The National Archives' Non-Parochial Records (RG32, RG33, RG34 & RG35) cover such entries as those in non-statutory records from abroad, or on British ships. The copies of these may have been kept by the incumbents of English churches and missions abroad and do not appear in the regular BMD records. To easily access them we are able to use the Master Search on TheGenealogist.

The GRO’s Overseas BMD Indexes are also available under 'Birth Marriage and Death Indexes' on TheGenealogist and cover the births, marriages and deaths of British subjects that were recorded at a British Consulate or High Commission and those of British Service Personnel throughout the world. If our ancestor died at sea, on board a British ship, then TheGenealogist will allow us to research over 210,000 records in the Overseas Marine Deaths records on the site.

If we were to look for Albert South, who died in 1915, then he can be located in the Overseas - Marine Deaths in the Military Records.
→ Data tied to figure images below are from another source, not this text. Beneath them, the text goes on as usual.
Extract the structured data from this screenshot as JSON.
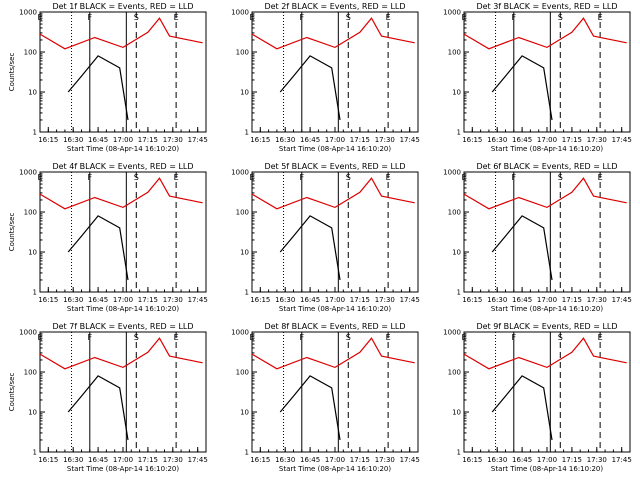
{
  "chart_data": [
    {
      "type": "line",
      "title": "Det 1f BLACK = Events, RED = LLD",
      "xlabel": "Start Time (08-Apr-14 16:10:20)",
      "ylabel": "Counts/sec",
      "y_scale": "log",
      "ylim": [
        1,
        1000
      ],
      "yticks": [
        "1",
        "10",
        "100",
        "1000"
      ],
      "xticks": [
        "16:15",
        "16:30",
        "16:45",
        "17:00",
        "17:15",
        "17:30",
        "17:45"
      ],
      "markers": [
        {
          "label": "E",
          "time": "16:10",
          "style": "dotted"
        },
        {
          "label": "",
          "time": "16:29",
          "style": "dotted"
        },
        {
          "label": "F",
          "time": "16:40",
          "style": "solid"
        },
        {
          "label": "",
          "time": "17:02",
          "style": "solid"
        },
        {
          "label": "S",
          "time": "17:08",
          "style": "dashed"
        },
        {
          "label": "E",
          "time": "17:32",
          "style": "dashed"
        }
      ],
      "series": [
        {
          "name": "BLACK = Events",
          "color": "#000000",
          "times": [
            "16:27",
            "16:35",
            "16:45",
            "16:58",
            "17:03"
          ],
          "values": [
            10,
            25,
            80,
            40,
            2
          ]
        },
        {
          "name": "RED = LLD",
          "color": "#dd0000",
          "times": [
            "16:10",
            "16:25",
            "16:43",
            "17:00",
            "17:15",
            "17:22",
            "17:28",
            "17:48"
          ],
          "values": [
            280,
            120,
            230,
            130,
            310,
            700,
            250,
            170
          ]
        }
      ]
    },
    {
      "type": "line",
      "title": "Det 2f BLACK = Events, RED = LLD",
      "xlabel": "Start Time (08-Apr-14 16:10:20)",
      "ylabel": "",
      "y_scale": "log",
      "ylim": [
        1,
        1000
      ],
      "yticks": [
        "1",
        "10",
        "100",
        "1000"
      ],
      "xticks": [
        "16:15",
        "16:30",
        "16:45",
        "17:00",
        "17:15",
        "17:30",
        "17:45"
      ],
      "markers": [
        {
          "label": "E",
          "time": "16:10",
          "style": "dotted"
        },
        {
          "label": "",
          "time": "16:29",
          "style": "dotted"
        },
        {
          "label": "F",
          "time": "16:40",
          "style": "solid"
        },
        {
          "label": "",
          "time": "17:02",
          "style": "solid"
        },
        {
          "label": "S",
          "time": "17:08",
          "style": "dashed"
        },
        {
          "label": "E",
          "time": "17:32",
          "style": "dashed"
        }
      ],
      "series": [
        {
          "name": "BLACK = Events",
          "color": "#000000",
          "times": [
            "16:27",
            "16:35",
            "16:45",
            "16:58",
            "17:03"
          ],
          "values": [
            10,
            25,
            80,
            40,
            2
          ]
        },
        {
          "name": "RED = LLD",
          "color": "#dd0000",
          "times": [
            "16:10",
            "16:25",
            "16:43",
            "17:00",
            "17:15",
            "17:22",
            "17:28",
            "17:48"
          ],
          "values": [
            280,
            120,
            230,
            130,
            310,
            700,
            250,
            170
          ]
        }
      ]
    },
    {
      "type": "line",
      "title": "Det 3f BLACK = Events, RED = LLD",
      "xlabel": "Start Time (08-Apr-14 16:10:20)",
      "ylabel": "",
      "y_scale": "log",
      "ylim": [
        1,
        1000
      ],
      "yticks": [
        "1",
        "10",
        "100",
        "1000"
      ],
      "xticks": [
        "16:15",
        "16:30",
        "16:45",
        "17:00",
        "17:15",
        "17:30",
        "17:45"
      ],
      "markers": [
        {
          "label": "E",
          "time": "16:10",
          "style": "dotted"
        },
        {
          "label": "",
          "time": "16:29",
          "style": "dotted"
        },
        {
          "label": "F",
          "time": "16:40",
          "style": "solid"
        },
        {
          "label": "",
          "time": "17:02",
          "style": "solid"
        },
        {
          "label": "S",
          "time": "17:08",
          "style": "dashed"
        },
        {
          "label": "E",
          "time": "17:32",
          "style": "dashed"
        }
      ],
      "series": [
        {
          "name": "BLACK = Events",
          "color": "#000000",
          "times": [
            "16:27",
            "16:35",
            "16:45",
            "16:58",
            "17:03"
          ],
          "values": [
            10,
            25,
            80,
            40,
            2
          ]
        },
        {
          "name": "RED = LLD",
          "color": "#dd0000",
          "times": [
            "16:10",
            "16:25",
            "16:43",
            "17:00",
            "17:15",
            "17:22",
            "17:28",
            "17:48"
          ],
          "values": [
            280,
            120,
            230,
            130,
            310,
            700,
            250,
            170
          ]
        }
      ]
    },
    {
      "type": "line",
      "title": "Det 4f BLACK = Events, RED = LLD",
      "xlabel": "Start Time (08-Apr-14 16:10:20)",
      "ylabel": "Counts/sec",
      "y_scale": "log",
      "ylim": [
        1,
        1000
      ],
      "yticks": [
        "1",
        "10",
        "100",
        "1000"
      ],
      "xticks": [
        "16:15",
        "16:30",
        "16:45",
        "17:00",
        "17:15",
        "17:30",
        "17:45"
      ],
      "markers": [
        {
          "label": "E",
          "time": "16:10",
          "style": "dotted"
        },
        {
          "label": "",
          "time": "16:29",
          "style": "dotted"
        },
        {
          "label": "F",
          "time": "16:40",
          "style": "solid"
        },
        {
          "label": "",
          "time": "17:02",
          "style": "solid"
        },
        {
          "label": "S",
          "time": "17:08",
          "style": "dashed"
        },
        {
          "label": "E",
          "time": "17:32",
          "style": "dashed"
        }
      ],
      "series": [
        {
          "name": "BLACK = Events",
          "color": "#000000",
          "times": [
            "16:27",
            "16:35",
            "16:45",
            "16:58",
            "17:03"
          ],
          "values": [
            10,
            25,
            80,
            40,
            2
          ]
        },
        {
          "name": "RED = LLD",
          "color": "#dd0000",
          "times": [
            "16:10",
            "16:25",
            "16:43",
            "17:00",
            "17:15",
            "17:22",
            "17:28",
            "17:48"
          ],
          "values": [
            280,
            120,
            230,
            130,
            310,
            700,
            250,
            170
          ]
        }
      ]
    },
    {
      "type": "line",
      "title": "Det 5f BLACK = Events, RED = LLD",
      "xlabel": "Start Time (08-Apr-14 16:10:20)",
      "ylabel": "",
      "y_scale": "log",
      "ylim": [
        1,
        1000
      ],
      "yticks": [
        "1",
        "10",
        "100",
        "1000"
      ],
      "xticks": [
        "16:15",
        "16:30",
        "16:45",
        "17:00",
        "17:15",
        "17:30",
        "17:45"
      ],
      "markers": [
        {
          "label": "E",
          "time": "16:10",
          "style": "dotted"
        },
        {
          "label": "",
          "time": "16:29",
          "style": "dotted"
        },
        {
          "label": "F",
          "time": "16:40",
          "style": "solid"
        },
        {
          "label": "",
          "time": "17:02",
          "style": "solid"
        },
        {
          "label": "S",
          "time": "17:08",
          "style": "dashed"
        },
        {
          "label": "E",
          "time": "17:32",
          "style": "dashed"
        }
      ],
      "series": [
        {
          "name": "BLACK = Events",
          "color": "#000000",
          "times": [
            "16:27",
            "16:35",
            "16:45",
            "16:58",
            "17:03"
          ],
          "values": [
            10,
            25,
            80,
            40,
            2
          ]
        },
        {
          "name": "RED = LLD",
          "color": "#dd0000",
          "times": [
            "16:10",
            "16:25",
            "16:43",
            "17:00",
            "17:15",
            "17:22",
            "17:28",
            "17:48"
          ],
          "values": [
            280,
            120,
            230,
            130,
            310,
            700,
            250,
            170
          ]
        }
      ]
    },
    {
      "type": "line",
      "title": "Det 6f BLACK = Events, RED = LLD",
      "xlabel": "Start Time (08-Apr-14 16:10:20)",
      "ylabel": "",
      "y_scale": "log",
      "ylim": [
        1,
        1000
      ],
      "yticks": [
        "1",
        "10",
        "100",
        "1000"
      ],
      "xticks": [
        "16:15",
        "16:30",
        "16:45",
        "17:00",
        "17:15",
        "17:30",
        "17:45"
      ],
      "markers": [
        {
          "label": "E",
          "time": "16:10",
          "style": "dotted"
        },
        {
          "label": "",
          "time": "16:29",
          "style": "dotted"
        },
        {
          "label": "F",
          "time": "16:40",
          "style": "solid"
        },
        {
          "label": "",
          "time": "17:02",
          "style": "solid"
        },
        {
          "label": "S",
          "time": "17:08",
          "style": "dashed"
        },
        {
          "label": "E",
          "time": "17:32",
          "style": "dashed"
        }
      ],
      "series": [
        {
          "name": "BLACK = Events",
          "color": "#000000",
          "times": [
            "16:27",
            "16:35",
            "16:45",
            "16:58",
            "17:03"
          ],
          "values": [
            10,
            25,
            80,
            40,
            2
          ]
        },
        {
          "name": "RED = LLD",
          "color": "#dd0000",
          "times": [
            "16:10",
            "16:25",
            "16:43",
            "17:00",
            "17:15",
            "17:22",
            "17:28",
            "17:48"
          ],
          "values": [
            280,
            120,
            230,
            130,
            310,
            700,
            250,
            170
          ]
        }
      ]
    },
    {
      "type": "line",
      "title": "Det 7f BLACK = Events, RED = LLD",
      "xlabel": "Start Time (08-Apr-14 16:10:20)",
      "ylabel": "Counts/sec",
      "y_scale": "log",
      "ylim": [
        1,
        1000
      ],
      "yticks": [
        "1",
        "10",
        "100",
        "1000"
      ],
      "xticks": [
        "16:15",
        "16:30",
        "16:45",
        "17:00",
        "17:15",
        "17:30",
        "17:45"
      ],
      "markers": [
        {
          "label": "E",
          "time": "16:10",
          "style": "dotted"
        },
        {
          "label": "",
          "time": "16:29",
          "style": "dotted"
        },
        {
          "label": "F",
          "time": "16:40",
          "style": "solid"
        },
        {
          "label": "",
          "time": "17:02",
          "style": "solid"
        },
        {
          "label": "S",
          "time": "17:08",
          "style": "dashed"
        },
        {
          "label": "E",
          "time": "17:32",
          "style": "dashed"
        }
      ],
      "series": [
        {
          "name": "BLACK = Events",
          "color": "#000000",
          "times": [
            "16:27",
            "16:35",
            "16:45",
            "16:58",
            "17:03"
          ],
          "values": [
            10,
            25,
            80,
            40,
            2
          ]
        },
        {
          "name": "RED = LLD",
          "color": "#dd0000",
          "times": [
            "16:10",
            "16:25",
            "16:43",
            "17:00",
            "17:15",
            "17:22",
            "17:28",
            "17:48"
          ],
          "values": [
            280,
            120,
            230,
            130,
            310,
            700,
            250,
            170
          ]
        }
      ]
    },
    {
      "type": "line",
      "title": "Det 8f BLACK = Events, RED = LLD",
      "xlabel": "Start Time (08-Apr-14 16:10:20)",
      "ylabel": "",
      "y_scale": "log",
      "ylim": [
        1,
        1000
      ],
      "yticks": [
        "1",
        "10",
        "100",
        "1000"
      ],
      "xticks": [
        "16:15",
        "16:30",
        "16:45",
        "17:00",
        "17:15",
        "17:30",
        "17:45"
      ],
      "markers": [
        {
          "label": "E",
          "time": "16:10",
          "style": "dotted"
        },
        {
          "label": "",
          "time": "16:29",
          "style": "dotted"
        },
        {
          "label": "F",
          "time": "16:40",
          "style": "solid"
        },
        {
          "label": "",
          "time": "17:02",
          "style": "solid"
        },
        {
          "label": "S",
          "time": "17:08",
          "style": "dashed"
        },
        {
          "label": "E",
          "time": "17:32",
          "style": "dashed"
        }
      ],
      "series": [
        {
          "name": "BLACK = Events",
          "color": "#000000",
          "times": [
            "16:27",
            "16:35",
            "16:45",
            "16:58",
            "17:03"
          ],
          "values": [
            10,
            25,
            80,
            40,
            2
          ]
        },
        {
          "name": "RED = LLD",
          "color": "#dd0000",
          "times": [
            "16:10",
            "16:25",
            "16:43",
            "17:00",
            "17:15",
            "17:22",
            "17:28",
            "17:48"
          ],
          "values": [
            280,
            120,
            230,
            130,
            310,
            700,
            250,
            170
          ]
        }
      ]
    },
    {
      "type": "line",
      "title": "Det 9f BLACK = Events, RED = LLD",
      "xlabel": "Start Time (08-Apr-14 16:10:20)",
      "ylabel": "",
      "y_scale": "log",
      "ylim": [
        1,
        1000
      ],
      "yticks": [
        "1",
        "10",
        "100",
        "1000"
      ],
      "xticks": [
        "16:15",
        "16:30",
        "16:45",
        "17:00",
        "17:15",
        "17:30",
        "17:45"
      ],
      "markers": [
        {
          "label": "E",
          "time": "16:10",
          "style": "dotted"
        },
        {
          "label": "",
          "time": "16:29",
          "style": "dotted"
        },
        {
          "label": "F",
          "time": "16:40",
          "style": "solid"
        },
        {
          "label": "",
          "time": "17:02",
          "style": "solid"
        },
        {
          "label": "S",
          "time": "17:08",
          "style": "dashed"
        },
        {
          "label": "E",
          "time": "17:32",
          "style": "dashed"
        }
      ],
      "series": [
        {
          "name": "BLACK = Events",
          "color": "#000000",
          "times": [
            "16:27",
            "16:35",
            "16:45",
            "16:58",
            "17:03"
          ],
          "values": [
            10,
            25,
            80,
            40,
            2
          ]
        },
        {
          "name": "RED = LLD",
          "color": "#dd0000",
          "times": [
            "16:10",
            "16:25",
            "16:43",
            "17:00",
            "17:15",
            "17:22",
            "17:28",
            "17:48"
          ],
          "values": [
            280,
            120,
            230,
            130,
            310,
            700,
            250,
            170
          ]
        }
      ]
    }
  ]
}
We can see that his death was recorded on H.M.S. Lightning. 

One click and we can see an image of the GRO indexes.

 

We can also look for someone who died in the armed forces in one or other of the World War I and World War II Death Indexes which are on TheGenealogist. These resources provide us with an official GRO index reference which would allow us to then obtain an Overseas Death certificate at www.gro.gov.uk in the usual way.